The Commonwealth's role in improving schools

by Julie Sonnemann, Peter Goss

11.02.2018 report

Download the report

The Commonwealth should not use the extra money it is spending on schools as an excuse to intervene more broadly in school education.

The danger is that the Commonwealth-commissioned review on ways to achieve excellence in Australian schools (known as the ‘Gonski 2.0 Review’) could be used as a platform for Commonwealth interventions into school education that sound good, but don’t actually help on the ground.

Experience shows that well-meaning Commonwealth interventions into systems primarily run by the states and territories can end up just increasing red tape and destroying policy coherence.
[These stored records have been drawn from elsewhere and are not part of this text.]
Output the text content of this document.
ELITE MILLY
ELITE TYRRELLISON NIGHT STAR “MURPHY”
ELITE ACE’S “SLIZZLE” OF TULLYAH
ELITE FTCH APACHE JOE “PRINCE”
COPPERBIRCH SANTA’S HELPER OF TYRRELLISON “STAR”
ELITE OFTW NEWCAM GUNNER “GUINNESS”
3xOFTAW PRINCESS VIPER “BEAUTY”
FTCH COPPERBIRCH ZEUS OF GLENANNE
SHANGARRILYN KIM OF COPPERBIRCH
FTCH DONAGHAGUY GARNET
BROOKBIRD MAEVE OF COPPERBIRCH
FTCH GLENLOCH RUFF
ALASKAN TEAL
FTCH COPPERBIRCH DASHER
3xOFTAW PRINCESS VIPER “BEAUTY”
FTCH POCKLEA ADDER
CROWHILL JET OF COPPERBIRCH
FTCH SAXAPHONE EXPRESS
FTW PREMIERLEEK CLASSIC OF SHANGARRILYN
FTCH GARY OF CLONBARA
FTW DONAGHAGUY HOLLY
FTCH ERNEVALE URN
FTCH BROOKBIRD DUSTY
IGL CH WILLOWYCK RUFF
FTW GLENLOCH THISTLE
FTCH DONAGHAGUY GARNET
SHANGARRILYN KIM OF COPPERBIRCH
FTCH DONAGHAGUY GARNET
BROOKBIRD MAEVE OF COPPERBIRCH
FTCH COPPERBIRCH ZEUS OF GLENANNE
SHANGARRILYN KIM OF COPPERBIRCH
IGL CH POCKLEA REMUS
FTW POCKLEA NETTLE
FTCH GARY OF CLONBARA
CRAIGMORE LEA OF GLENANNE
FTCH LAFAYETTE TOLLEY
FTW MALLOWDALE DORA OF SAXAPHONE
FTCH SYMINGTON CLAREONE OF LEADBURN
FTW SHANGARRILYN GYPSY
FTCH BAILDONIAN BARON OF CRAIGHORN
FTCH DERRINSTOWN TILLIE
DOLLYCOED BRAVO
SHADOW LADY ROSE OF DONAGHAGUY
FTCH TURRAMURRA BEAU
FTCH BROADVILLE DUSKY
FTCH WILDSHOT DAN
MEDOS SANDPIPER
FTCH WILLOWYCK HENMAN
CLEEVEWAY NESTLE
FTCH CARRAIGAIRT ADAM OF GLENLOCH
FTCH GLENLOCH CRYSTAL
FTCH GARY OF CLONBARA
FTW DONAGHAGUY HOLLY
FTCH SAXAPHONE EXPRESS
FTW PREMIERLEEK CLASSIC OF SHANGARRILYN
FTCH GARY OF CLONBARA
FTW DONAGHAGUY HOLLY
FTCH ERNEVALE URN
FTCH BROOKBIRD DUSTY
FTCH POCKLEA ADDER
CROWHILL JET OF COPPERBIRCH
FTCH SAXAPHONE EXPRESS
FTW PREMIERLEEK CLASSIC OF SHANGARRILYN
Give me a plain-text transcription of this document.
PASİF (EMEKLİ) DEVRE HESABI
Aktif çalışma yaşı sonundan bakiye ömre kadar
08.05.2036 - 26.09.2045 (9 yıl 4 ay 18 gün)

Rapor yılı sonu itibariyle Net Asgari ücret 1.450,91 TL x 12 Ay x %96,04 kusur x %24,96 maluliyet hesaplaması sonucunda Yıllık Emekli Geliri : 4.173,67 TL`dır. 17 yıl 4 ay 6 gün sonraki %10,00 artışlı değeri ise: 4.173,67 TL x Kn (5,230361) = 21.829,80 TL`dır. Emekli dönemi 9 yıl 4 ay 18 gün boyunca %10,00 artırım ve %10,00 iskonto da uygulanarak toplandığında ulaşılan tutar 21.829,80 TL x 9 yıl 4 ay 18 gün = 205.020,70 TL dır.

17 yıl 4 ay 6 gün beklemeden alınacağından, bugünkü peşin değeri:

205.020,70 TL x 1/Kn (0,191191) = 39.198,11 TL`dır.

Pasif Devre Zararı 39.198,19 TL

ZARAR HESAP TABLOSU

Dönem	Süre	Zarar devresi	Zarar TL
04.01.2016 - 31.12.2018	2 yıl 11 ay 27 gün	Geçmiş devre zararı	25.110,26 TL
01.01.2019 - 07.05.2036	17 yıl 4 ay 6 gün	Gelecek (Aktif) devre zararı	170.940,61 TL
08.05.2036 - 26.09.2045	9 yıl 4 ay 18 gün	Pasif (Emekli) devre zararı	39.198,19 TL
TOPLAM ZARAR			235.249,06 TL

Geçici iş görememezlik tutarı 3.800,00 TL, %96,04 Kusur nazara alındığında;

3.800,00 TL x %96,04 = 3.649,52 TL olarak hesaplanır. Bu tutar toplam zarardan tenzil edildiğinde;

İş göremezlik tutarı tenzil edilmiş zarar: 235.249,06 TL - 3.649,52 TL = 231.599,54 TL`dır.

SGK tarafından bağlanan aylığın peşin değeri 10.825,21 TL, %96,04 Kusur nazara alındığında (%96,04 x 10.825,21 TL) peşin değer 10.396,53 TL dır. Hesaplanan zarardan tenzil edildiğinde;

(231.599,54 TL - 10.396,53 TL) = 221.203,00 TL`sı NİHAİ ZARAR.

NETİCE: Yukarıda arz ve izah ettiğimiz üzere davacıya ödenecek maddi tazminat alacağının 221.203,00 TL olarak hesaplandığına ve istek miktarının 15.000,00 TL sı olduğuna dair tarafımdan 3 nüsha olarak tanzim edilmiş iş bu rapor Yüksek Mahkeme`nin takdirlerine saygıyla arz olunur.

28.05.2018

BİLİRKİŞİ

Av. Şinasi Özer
The ‘Gonski 2.0’ funding deal struck last year will deliver an extra $23 billion in Commonwealth funds to schools over the next ten years. But it needs to be kept in perspective: the extra money will be only 3 per cent of all government spending on schools over the decade. The states and territories still overwhelmingly fund and run schools.

Key priorities for states and territories include supporting schools more so that teachers know what works in the classroom, and know how they can adapt their methods to better target their teaching to the needs of their students.

The Commonwealth should focus on four smaller reforms where it can make a genuine contribution. It should:

1. Create a national school education research organisation to investigate the most effective ways of teaching and to spread the word across schools, states and sectors.

2. Invest more in measuring new, non-cognitive skills such as teamwork and resilience. At present, Australia focuses much more on old, foundational skills such as literacy and numeracy, which are only an element of what we expect from 21st century schooling.

3. Develop better ways to measure student progress, for national bench-marking and for use in the classroom. NAPLAN seeks to measure students’ learning progress in core literacy and numeracy skills at the national level, but NAPLAN gain scores are not easy to interpret when comparing the progress of different student groups.

4. Invest in high-quality digital assessment tools for the classroom, so teachers know what their students know and how much progress their students have made.